You won't see consistency from a Donald Trump press conference, but his administration's security policy strategy is more consistent than it appears to Europeans. Taking Greenland is part of a broader strategy, but not for the reason Trump says.
The US does not need to turn Greenland into a protectorate in order to build military bases. Denmark would be more than happy to give the US some real estate on the island. The broader issue at stake for the US, one that has long been neglected by Europeans, is the growing geopolitical importance of the Arctic Sea. Russia has been an Arctic superpower forever. Now it is joined by China in a strategic alliance in the region. As Michel Paul, an Arctic security specialist at Germany’s SWP think tank, explained in a German television interview, the US Arctic strategy predicts that less than a million square kilometers of ice will cover the region by 2030. That would turn it into a viable shipping lane.

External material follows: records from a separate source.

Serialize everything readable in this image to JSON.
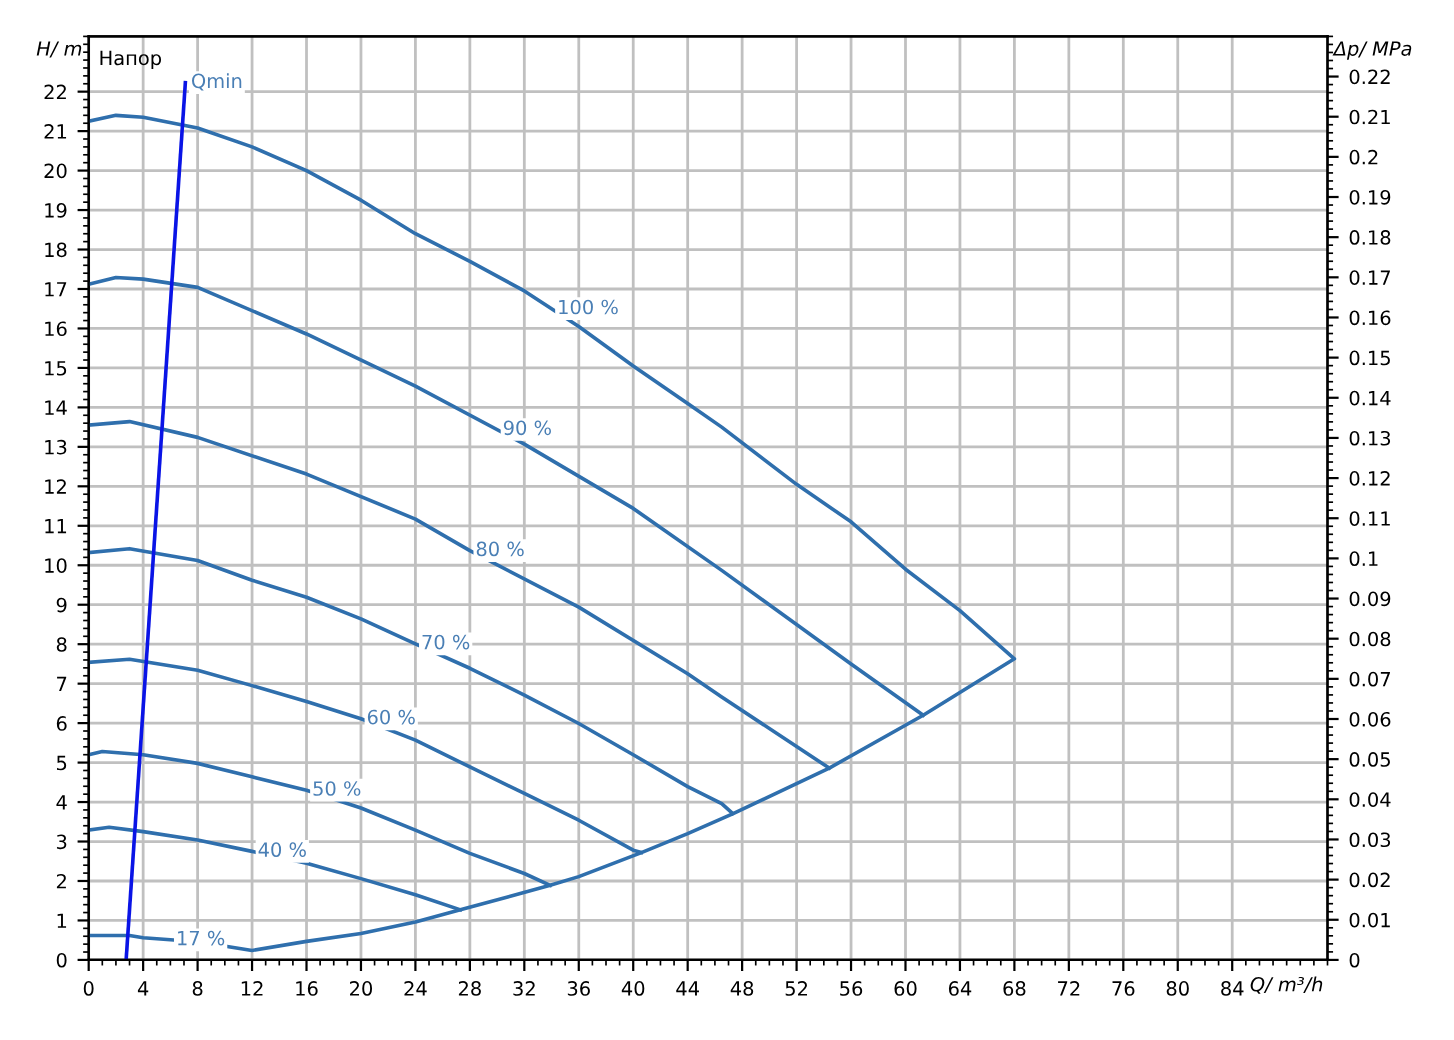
{
  "chart_data": {
    "type": "line",
    "xlabel": "Q/ m³/h",
    "ylabel": "H/ m",
    "y2label": "Δp/ MPa",
    "series": [
      {
        "color": "#2f6fad",
        "x": [
          0,
          3,
          4,
          8,
          12,
          16,
          20,
          24,
          27.3,
          33.9,
          36,
          40.6,
          44,
          47.3,
          54.4,
          61.3,
          68,
          64,
          60,
          56,
          52,
          46.5,
          44,
          40,
          36,
          32,
          28,
          24,
          20,
          16,
          12,
          8,
          4,
          2,
          0
        ],
        "values": [
          0.62,
          0.62,
          0.56,
          0.46,
          0.24,
          0.47,
          0.67,
          0.96,
          1.27,
          1.89,
          2.11,
          2.72,
          3.2,
          3.7,
          4.86,
          6.2,
          7.63,
          8.85,
          9.9,
          11.1,
          12.05,
          13.5,
          14.1,
          15.05,
          16.05,
          16.95,
          17.7,
          18.4,
          19.25,
          20.0,
          20.6,
          21.08,
          21.35,
          21.4,
          21.25
        ]
      },
      {
        "color": "#2f6fad",
        "x": [
          0,
          2,
          4,
          8,
          16,
          24,
          32,
          40,
          46.5,
          52,
          56,
          61.3
        ],
        "values": [
          17.12,
          17.29,
          17.25,
          17.04,
          15.86,
          14.54,
          13.07,
          11.44,
          9.87,
          8.5,
          7.5,
          6.2
        ]
      },
      {
        "color": "#2f6fad",
        "x": [
          0,
          3,
          8,
          16,
          24,
          28,
          36,
          44,
          46.5,
          54.4
        ],
        "values": [
          13.55,
          13.64,
          13.24,
          12.31,
          11.17,
          10.37,
          8.94,
          7.25,
          6.66,
          4.86
        ]
      },
      {
        "color": "#2f6fad",
        "x": [
          0,
          3,
          8,
          12,
          16,
          20,
          24,
          28,
          32,
          36,
          40,
          44,
          46.5,
          47.3
        ],
        "values": [
          10.32,
          10.42,
          10.12,
          9.62,
          9.19,
          8.64,
          8.01,
          7.39,
          6.71,
          5.99,
          5.2,
          4.39,
          3.96,
          3.71
        ]
      },
      {
        "color": "#2f6fad",
        "x": [
          0,
          3,
          8,
          12,
          16,
          20,
          24,
          28,
          32,
          36,
          40,
          40.6
        ],
        "values": [
          7.54,
          7.62,
          7.34,
          6.95,
          6.55,
          6.11,
          5.57,
          4.89,
          4.22,
          3.54,
          2.78,
          2.72
        ]
      },
      {
        "color": "#2f6fad",
        "x": [
          0,
          1,
          4,
          8,
          12,
          16,
          20,
          24,
          28,
          32,
          33.9
        ],
        "values": [
          5.2,
          5.28,
          5.2,
          4.98,
          4.64,
          4.3,
          3.85,
          3.29,
          2.7,
          2.19,
          1.89
        ]
      },
      {
        "color": "#2f6fad",
        "x": [
          0,
          1.5,
          4,
          8,
          12,
          16,
          20,
          24,
          27.3
        ],
        "values": [
          3.29,
          3.36,
          3.25,
          3.04,
          2.75,
          2.45,
          2.06,
          1.65,
          1.27
        ]
      },
      {
        "color": "#0a14e6",
        "x": [
          2.75,
          7.1
        ],
        "values": [
          0,
          22.23
        ]
      }
    ],
    "annotations": [
      "Напор",
      {
        "text": "Qmin",
        "x": 7.1,
        "y": 22.23
      },
      {
        "text": "100 %",
        "x": 34,
        "y": 16.5
      },
      {
        "text": "90 %",
        "x": 30,
        "y": 13.44
      },
      {
        "text": "80 %",
        "x": 28,
        "y": 10.37
      },
      {
        "text": "70 %",
        "x": 24,
        "y": 8.01
      },
      {
        "text": "60 %",
        "x": 20,
        "y": 6.11
      },
      {
        "text": "50 %",
        "x": 16,
        "y": 4.3
      },
      {
        "text": "40 %",
        "x": 12,
        "y": 2.75
      },
      {
        "text": "17 %",
        "x": 6,
        "y": 0.51
      }
    ],
    "xlim": [
      0,
      91
    ],
    "ylim": [
      0,
      23.4
    ],
    "y2lim": [
      0,
      0.23
    ],
    "xticks": [
      0,
      4,
      8,
      12,
      16,
      20,
      24,
      28,
      32,
      36,
      40,
      44,
      48,
      52,
      56,
      60,
      64,
      68,
      72,
      76,
      80,
      84
    ],
    "yticks": [
      0,
      1,
      2,
      3,
      4,
      5,
      6,
      7,
      8,
      9,
      10,
      11,
      12,
      13,
      14,
      15,
      16,
      17,
      18,
      19,
      20,
      21,
      22
    ],
    "y2ticks": [
      0,
      0.01,
      0.02,
      0.03,
      0.04,
      0.05,
      0.06,
      0.07,
      0.08,
      0.09,
      0.1,
      0.11,
      0.12,
      0.13,
      0.14,
      0.15,
      0.16,
      0.17,
      0.18,
      0.19,
      0.2,
      0.21,
      0.22
    ],
    "grid": true,
    "legend": false,
    "marker": "none",
    "line_style": "solid"
  }
}
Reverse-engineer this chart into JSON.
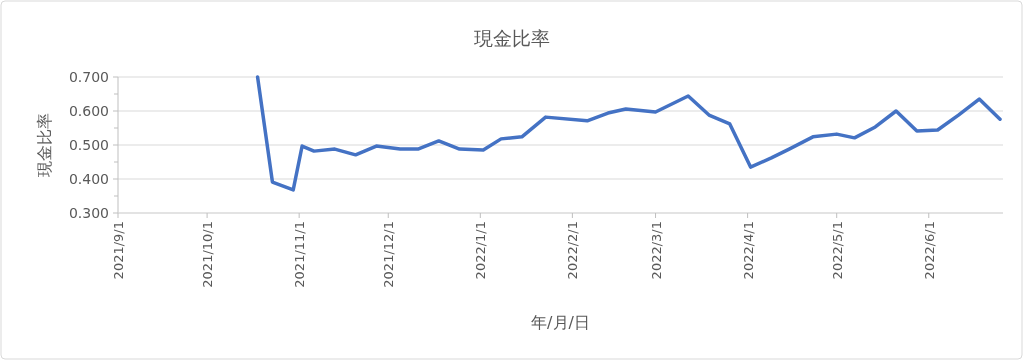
{
  "chart_data": {
    "type": "line",
    "title": "現金比率",
    "xlabel": "年/月/日",
    "ylabel": "現金比率",
    "grid": "y",
    "marker": "none",
    "line_style": "solid",
    "x": [
      "2021-10-18",
      "2021-10-23",
      "2021-10-30",
      "2021-11-02",
      "2021-11-06",
      "2021-11-13",
      "2021-11-20",
      "2021-11-27",
      "2021-12-05",
      "2021-12-11",
      "2021-12-18",
      "2021-12-25",
      "2022-01-02",
      "2022-01-08",
      "2022-01-15",
      "2022-01-23",
      "2022-02-06",
      "2022-02-13",
      "2022-02-19",
      "2022-03-01",
      "2022-03-12",
      "2022-03-19",
      "2022-03-26",
      "2022-04-02",
      "2022-04-09",
      "2022-04-15",
      "2022-04-23",
      "2022-05-01",
      "2022-05-07",
      "2022-05-14",
      "2022-05-21",
      "2022-05-28",
      "2022-06-04",
      "2022-06-11",
      "2022-06-18",
      "2022-06-25"
    ],
    "series": [
      {
        "color": "#4472c4",
        "values": [
          0.7,
          0.391,
          0.368,
          0.497,
          0.482,
          0.488,
          0.471,
          0.497,
          0.488,
          0.488,
          0.512,
          0.488,
          0.485,
          0.518,
          0.524,
          0.582,
          0.571,
          0.594,
          0.606,
          0.597,
          0.644,
          0.588,
          0.562,
          0.435,
          0.462,
          0.488,
          0.524,
          0.532,
          0.521,
          0.553,
          0.6,
          0.541,
          0.544,
          0.588,
          0.635,
          0.576
        ]
      }
    ],
    "xlim": [
      "2021-09-01",
      "2022-06-26"
    ],
    "ylim": [
      0.3,
      0.7
    ],
    "xticks": [
      {
        "value": "2021-09-01",
        "label": "2021/9/1"
      },
      {
        "value": "2021-10-01",
        "label": "2021/10/1"
      },
      {
        "value": "2021-11-01",
        "label": "2021/11/1"
      },
      {
        "value": "2021-12-01",
        "label": "2021/12/1"
      },
      {
        "value": "2022-01-01",
        "label": "2022/1/1"
      },
      {
        "value": "2022-02-01",
        "label": "2022/2/1"
      },
      {
        "value": "2022-03-01",
        "label": "2022/3/1"
      },
      {
        "value": "2022-04-01",
        "label": "2022/4/1"
      },
      {
        "value": "2022-05-01",
        "label": "2022/5/1"
      },
      {
        "value": "2022-06-01",
        "label": "2022/6/1"
      }
    ],
    "yticks": [
      {
        "value": 0.3,
        "label": "0.300"
      },
      {
        "value": 0.4,
        "label": "0.400"
      },
      {
        "value": 0.5,
        "label": "0.500"
      },
      {
        "value": 0.6,
        "label": "0.600"
      },
      {
        "value": 0.7,
        "label": "0.700"
      }
    ]
  }
}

China treats the Arctic Sea as part of its Eurasian infrastructure project “Silk Road.” China sees the Arctic route as an important support for existing routes.
One of China's biggest strategic sticking points is the Strait of Malacca between Malaysia and Indonesia.
This is often called China's Malacca dilemma. About 25% of all global trade passes through the narrow strait that connects the Indian Ocean and the South China Sea.
China needs an alternative trade route in the event of a naval blockade by the US Navy, which would be very likely if China were to invade Taiwan.
NATO has neglected the Arctic, in part because NATO's Nordic members, particularly Canada, did not want NATO to become active in the Arctic sea region.
That has changed with Russia's invasion of Ukraine. Germany has purchased Boeing's P8 Poseidon maritime patrol aircraft for use in the North Sea and Baltic Sea, as well as the North Atlantic.
Boris Pistorius, the German defense minister, is in talks with Iceland about a strategic partnership. Denmark also bought three maritime patrol aircraft, not dog sleds, as Trump alluded to during the press conference.
We also believe that Greenland's raw materials are part of the reason for US interest in the island, especially its deposits of rare earth metals. Estimates vary widely. One estimate we have seen, in the Internationale Politik Quarterly, is for a total of 42 metric tons, which would be about the same size as China's. We would be very surprised if this wealth of minerals and metals, much of which is unexplored, is not another important reason, perhaps the main reason, for the US to occupy the island.
One question Europeans should ask themselves is why they didn't give Greenland a better deal when it chose to leave the EU. And why didn't they show a greater interest in regional Arctic security?